Cytoplasmic and nuclear RNA isolation
Cytoplasmic and nuclear RNA was extracted using nuclear/cytoplasmic isolation reagent (Thermo Fisher Scientific) according to the manufacturer’s instructions. Cytoplasmic and nuclear fractions were split for RNA extraction. The expression levels of HOXA-AS2, NEAT1, and GAPDH in the nucleus or cytoplasm were detected by RT-qPCR.
RNA immunoprecipitation and RNA pull-down assay
RNA immunoprecipitation (RIP) was performed using a Magna RIP RNA-Binding Protein Immunoprecipitation Kit (Millipore, USA) according to the manufacturer’s protocols. Cells were collected and lysed in RIP lysis buffer and then incubated with magnetic beds and anti-EZH2 (ab3748, Abcam), anti-SUZ12 (ab236322, Abcam), and anti-RbAp48 (ab1765, Abcam) antibodies overnight at 4 °C. After the precipitate was washed with RIP wash buffer six times, the coprecipitated RNA was detected by qPCR analysis. Immunoglobulin G RIP of cells served as the negative control. RNA pull-down assays were performed using the Magnetic RNA-Protein Pull-Down Kit (Thermo Scientific). The retrieved proteins were detected by Western blotting with an anti-EZH2 antibody.

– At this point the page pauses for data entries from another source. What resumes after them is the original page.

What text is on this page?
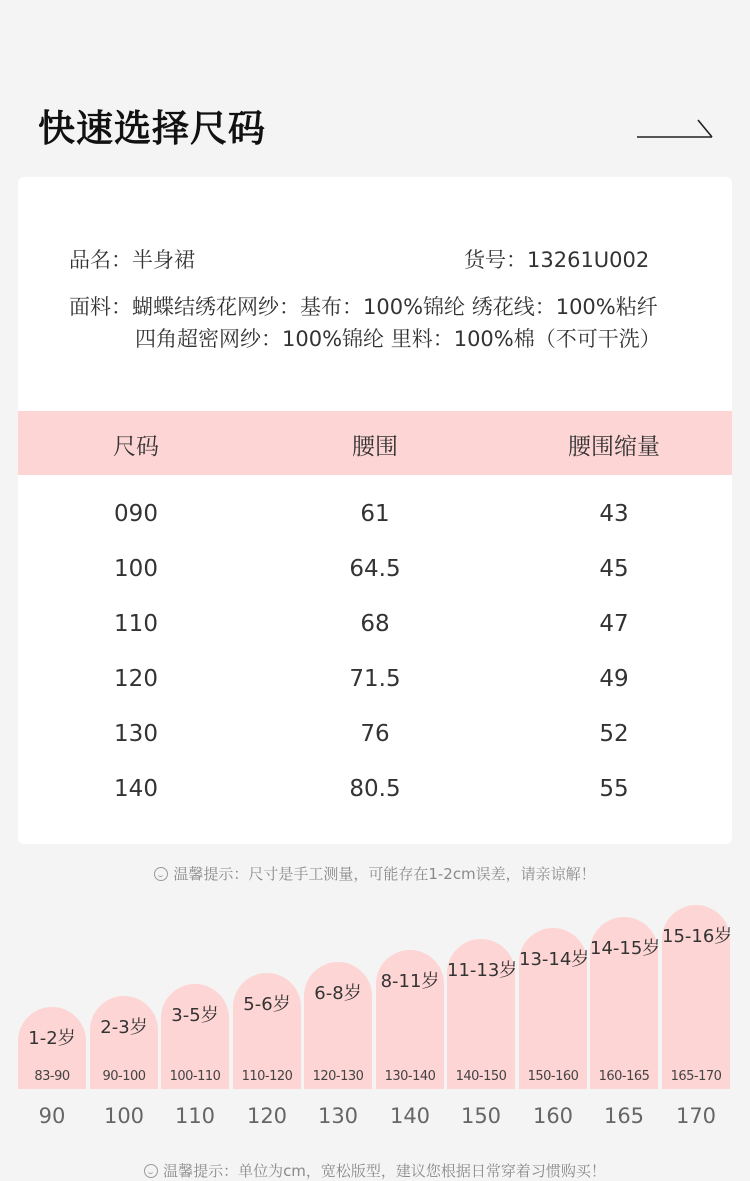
快速选择尺码
品名：半身裙	货号：13261U002
面料：蝴蝶结绣花网纱：基布：100%锦纶 绣花线：100%粘纤
四角超密网纱：100%锦纶 里料：100%棉（不可干洗）
尺码	腰围	腰围缩量
090	61	43
100	64.5	45
110	68	47
120	71.5	49
130	76	52
140	80.5	55
温馨提示：尺寸是手工测量，可能存在1-2cm误差，请亲谅解！
1-2岁
83-90
90
2-3岁
90-100
100
3-5岁
100-110
110
5-6岁
110-120
120
6-8岁
120-130
130
8-11岁
130-140
140
11-13岁
140-150
150
13-14岁
150-160
160
14-15岁
160-165
165
15-16岁
165-170
170
温馨提示：单位为cm，宽松版型，建议您根据日常穿着习惯购买！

Chromatin immunoprecipitation assay
Chromatin immunoprecipitation (ChIP) assays were performed using the ChIP Assay Kit (Beyotime, China) following the manufacturer’s protocol. Briefly, cells were cross-linked with 1% formaldehyde solution for 10 min at 37 °C and quenched with 125 mM glycine. DNA fragments ranging from 200 to 500 bp were yielded via sonication. Then, the lysates were immunoprecipitated with anti-EZH2 and anti-H3K27me3 antibodies (Millipore, USA). IgG was used as negative control. The precipitate DNA was extracted and analyzed by RT-qPCR. ChIP primers are listed in Supplementary Table S2.
Statistical analysis
Statistical analyses were performed using SPSS software v.13.0 (Chicago, IL, USA) and GraphPad Prism software (La Jolla, CA, USA). The differences between two or multiple groups were analyzed by t test or one-way analysis of variance (ANOVA) if the data were normally distributed. Nonparametric Mann-Whitney U or Kruskal-Wallis tests were used for continuous variables if the data were not normally distributed. Spearman’s correlation coefficient was used for correlation analysis. Receiver operating characteristic (ROC) curves were constructed to detect biomarkers for differentiating PD from healthy controls; the predictive accuracies of the parameters for detecting PD were quantified by using the area under the curve (AUC). Data are shown as the mean ± SD. Statistical significance was defined as P < 0.05.